La sede londinense de Kano fue oficialmente lanzada en la plataforma de crowdfunding Kickstarter en noviembre de 2013. El objetivo por aquel entonces fue conseguir 100.000 dólares para comenzar a fabricar los primeros productos. La idea tuvo tan buena acogida que Kano acabó recaudando 1,5 millones. Los inversores procedían de 86 países diferentes.

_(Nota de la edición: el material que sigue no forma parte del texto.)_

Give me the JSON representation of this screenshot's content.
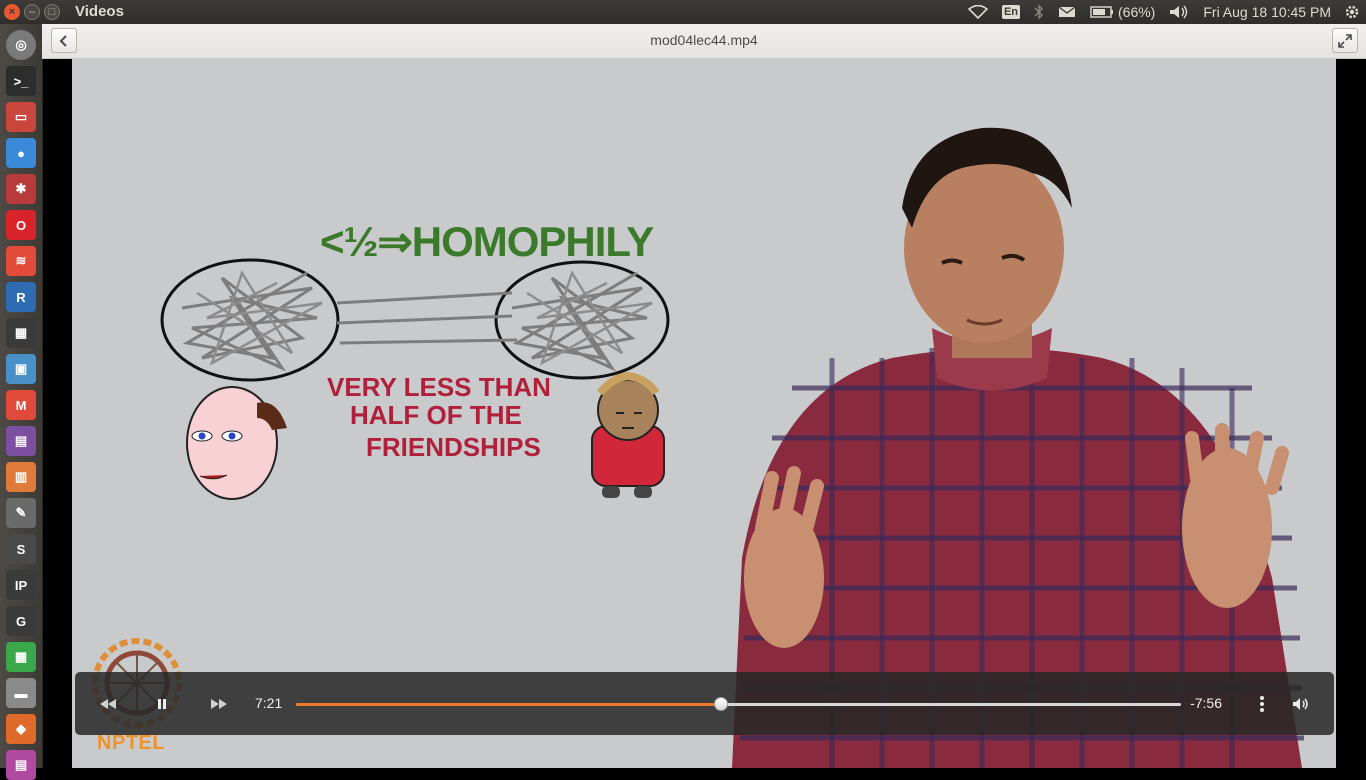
{
  "top_panel": {
    "app_title": "Videos",
    "keyboard_layout": "En",
    "battery": "(66%)",
    "clock": "Fri Aug 18 10:45 PM",
    "icons": [
      "wifi-icon",
      "keyboard-layout-icon",
      "bluetooth-icon",
      "mail-icon",
      "battery-icon",
      "volume-icon",
      "settings-gear-icon"
    ]
  },
  "launcher": {
    "items": [
      {
        "name": "ubuntu-dash",
        "color": "#7a7a7a",
        "glyph": "◎"
      },
      {
        "name": "terminal",
        "color": "#2d2d2d",
        "glyph": ">_"
      },
      {
        "name": "files-archive",
        "color": "#c9463d",
        "glyph": "▭"
      },
      {
        "name": "chrome",
        "color": "#3b8ad9",
        "glyph": "●"
      },
      {
        "name": "settings-tool",
        "color": "#b83a3a",
        "glyph": "✱"
      },
      {
        "name": "opera",
        "color": "#d8232a",
        "glyph": "O"
      },
      {
        "name": "document-viewer",
        "color": "#e24b3a",
        "glyph": "≋"
      },
      {
        "name": "r-language",
        "color": "#2d6bb3",
        "glyph": "R"
      },
      {
        "name": "video-editor",
        "color": "#3a3a3a",
        "glyph": "▦"
      },
      {
        "name": "image-viewer",
        "color": "#4a90c8",
        "glyph": "▣"
      },
      {
        "name": "gmail",
        "color": "#e04a3a",
        "glyph": "M"
      },
      {
        "name": "media-player",
        "color": "#7d4fa0",
        "glyph": "▤"
      },
      {
        "name": "presentation",
        "color": "#e07a3a",
        "glyph": "▥"
      },
      {
        "name": "text-editor",
        "color": "#6a6a6a",
        "glyph": "✎"
      },
      {
        "name": "sublime-text",
        "color": "#4a4a4a",
        "glyph": "S"
      },
      {
        "name": "ipython",
        "color": "#3a3a3a",
        "glyph": "IP"
      },
      {
        "name": "gnuplot",
        "color": "#3a3a3a",
        "glyph": "G"
      },
      {
        "name": "spreadsheet",
        "color": "#3aa84a",
        "glyph": "▦"
      },
      {
        "name": "disk-drive",
        "color": "#8a8a8a",
        "glyph": "▬"
      },
      {
        "name": "software-center",
        "color": "#e06a2a",
        "glyph": "◆"
      },
      {
        "name": "workspaces",
        "color": "#b04aa0",
        "glyph": "▤"
      }
    ]
  },
  "header": {
    "title": "mod04lec44.mp4",
    "back_icon": "chevron-left-icon",
    "expand_icon": "fullscreen-icon"
  },
  "video": {
    "slide_title": "<½⇒HOMOPHILY",
    "slide_caption_lines": [
      "VERY LESS THAN",
      "HALF OF THE",
      "FRIENDSHIPS"
    ],
    "watermark": "NPTEL"
  },
  "player": {
    "elapsed": "7:21",
    "remaining": "-7:56",
    "progress_fraction": 0.48,
    "accent_color": "#f0782a"
  }
}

El kit básico de Kano puede comprarse por 149.99 dólares y tiene compradores de todas las edades, aunque el target de base está entre los 8 y los 12 años. Luego existen otros componentes con los que los niños pueden crear códigos y construir otras cosas. Incluso existe una comunidad de codificadores de Kano.

“Tenemos una red social donde los niños han compartido más de 40.000 proyectos de codificación”, asegura Yonathan Raz-Frizman. “Es emocionante ver el nivel de compromiso y de propiedad”, añade orgulloso el cofundador.

De Occidente a Asia, próximamente

El colorido kit de Kano viene perfectamente embalado como si fuera una caja de LEGO para niños y, actualmente, las ventas se realizan en su gran mayoría a través de la web de Kano. Debido a que la mayoría de los compradores proceden de países de habla inglesa, de momento solamente está etiquetado en dicho idioma, pero el objetivo es comenzar a ofrecer el producto en otros idiomas como el mandarín, el hindi, el árabe y el español.

Por el momento, la empresa seguirá fabricando con etiquetas en inglés pero sin perder de vista el desarrollo del producto en los idiomas anteriormente citados. No obstante, el cofundador Raz-Fridman asegura que el foco de atención más inmediato de la empresa es la expansión en Asia. India, China, Filipinas y Tailandia son algunos de los países que están en su punto de mira.

“India es muy interesante –con más de 350 millones de niños menores de 15 años-“, señala Raz-Fridman, quien añade que “no sólo el tamaño, sino porque el impacto puede ser muy grande”. Según el cofundador, el impacto sería muy importante para India ya que permitiría a sus jóvenes construir sus propios ordenadores y a codificar, proporcionándoles un conjunto base de habilidades para crear todo un nuevo futuro.